The Odegaard Writing and Research Center (OWRC) is an interdisciplinary writing and research center that aims to support UW students, staff, and faculty on their diverse writing and research projects through one-to-one tutoring sessions, group tutoring sessions, workshops, and other programs. We serve nearly 5,000 students with over 10,000 one-to-one writing appointments each academic year. Our tutors are undergraduate and graduate students from a wide range of academic fields, and we provide a rich learning environment for writers and tutors alike.
Mission
The mission of the OWRC is to support the long-term development of writers and researchers across UW—undergraduate and graduate students, faculty, and staff—through high-quality, conversation-based peer learning.
Vision
In the service of justice, equity, and inclusion, the OWRC seeks to be a national leader and a campus-wide resource for transforming how writing is learned, taught, and understood on the UW-Seattle campus.
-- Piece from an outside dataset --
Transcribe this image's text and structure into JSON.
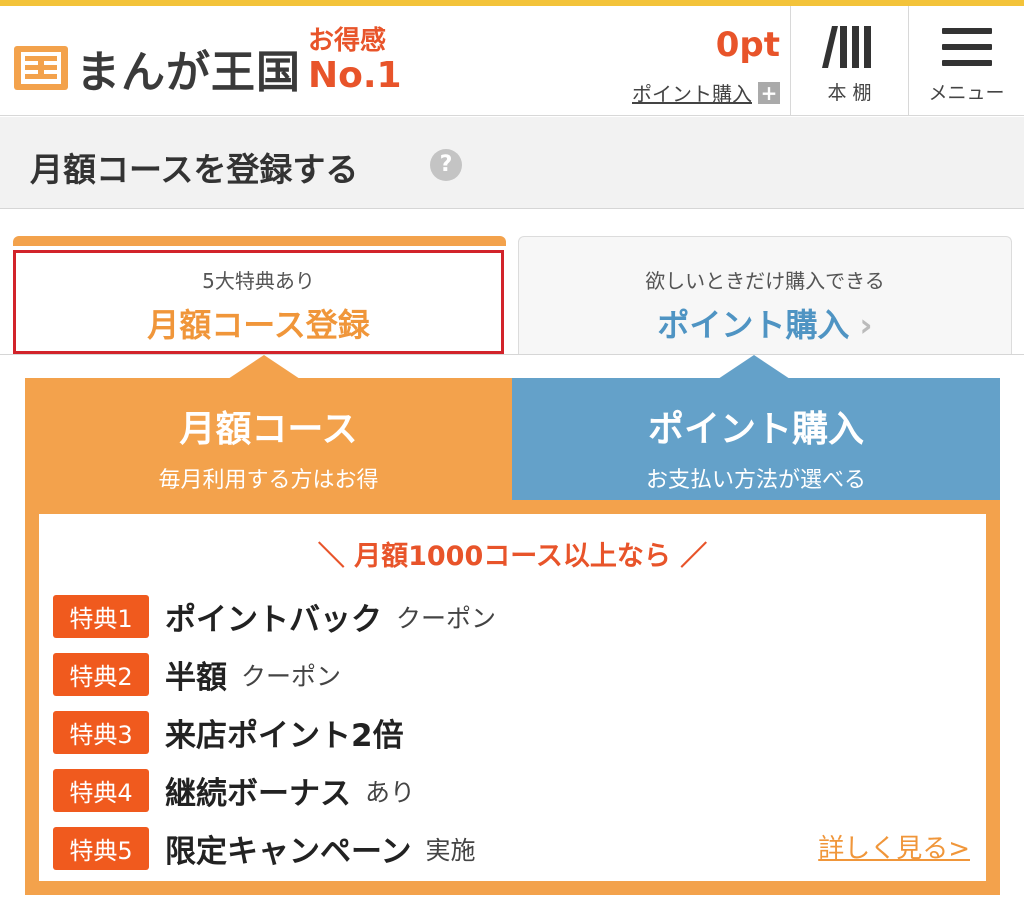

We imagine that this transformative work creates opportunities to learn, provides the space to negotiate and critique dominant academic discourses, and empowers students with agency to choose one’s way of being and writing. We firmly believe that there are many ways of making meaning and achieving one’s ends with writing, that writing is a relational act, and that all writing involves negotiations of power.
Service Commitment
The OWRC serves students with a wide range of abilities and social, economic, cultural, ideological, racial, ethnic, gender, and linguistic identities. We value and honor diverse experiences and perspectives, strive to create a welcoming and respectful learning environment, and promote access, opportunity, and justice for all. We strive to support all writers–including tutors and staff– in writing and research development while achieving their personal and academic goals. We seek to be proactive in foregrounding linguistic justice as a center through trainings, professional development opportunities, and ongoing revision of policies and support offerings, and we seek to create a culture of listening to and learning from historically marginalized voices and literacies.